Read a CWL summary plus the preceding Galaxy interface brief and emit a reviewable Markdown data-flow brief. Capture abstract topology, Galaxy collection semantics, placeholder transformations, unresolved Galaxy tool needs, confidence, and open questions.

CWL already carries structured workflow shape, so this skill should be lighter than nextflow-summary-to-galaxy-data-flow.

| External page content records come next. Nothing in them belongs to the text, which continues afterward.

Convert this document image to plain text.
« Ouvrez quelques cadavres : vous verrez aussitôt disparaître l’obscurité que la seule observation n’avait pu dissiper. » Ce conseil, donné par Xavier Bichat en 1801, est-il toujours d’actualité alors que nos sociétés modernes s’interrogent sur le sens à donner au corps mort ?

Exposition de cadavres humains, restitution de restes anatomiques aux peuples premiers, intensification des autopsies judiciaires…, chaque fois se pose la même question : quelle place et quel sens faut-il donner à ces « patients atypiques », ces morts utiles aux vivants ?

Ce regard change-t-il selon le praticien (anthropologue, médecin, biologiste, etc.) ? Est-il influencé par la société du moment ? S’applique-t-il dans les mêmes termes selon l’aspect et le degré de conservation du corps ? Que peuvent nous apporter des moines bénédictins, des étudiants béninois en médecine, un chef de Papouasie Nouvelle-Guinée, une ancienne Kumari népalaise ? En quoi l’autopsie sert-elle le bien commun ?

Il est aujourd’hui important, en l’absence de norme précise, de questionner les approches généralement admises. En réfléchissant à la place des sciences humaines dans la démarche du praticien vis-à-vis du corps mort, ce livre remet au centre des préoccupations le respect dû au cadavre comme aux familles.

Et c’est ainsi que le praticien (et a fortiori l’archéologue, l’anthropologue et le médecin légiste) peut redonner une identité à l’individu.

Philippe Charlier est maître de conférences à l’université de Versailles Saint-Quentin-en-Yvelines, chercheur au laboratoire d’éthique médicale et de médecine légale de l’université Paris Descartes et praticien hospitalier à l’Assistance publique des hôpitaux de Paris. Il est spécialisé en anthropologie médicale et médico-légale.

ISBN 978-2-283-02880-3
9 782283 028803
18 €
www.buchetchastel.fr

Start from `summary-cwl.graph.edges[]` instead of rediscovering the DAG. The main work is translation pressure: CWL scatter into Galaxy map-over or collection steps, `linkMerge`/`pickValue` into explicit fan-in choices, secondary files into output contracts, and `valueFrom`/`when` into reviewable placeholders when Galaxy cannot express them directly.

## Runtime Notes

- Do not read Foundry source files at runtime; use only files packaged in this skill bundle and user-supplied artifacts.
- Preserve declared artifact filenames unless the user or harness supplies explicit paths.
- Carry unresolved assumptions into the output artifact instead of silently inventing missing source evidence.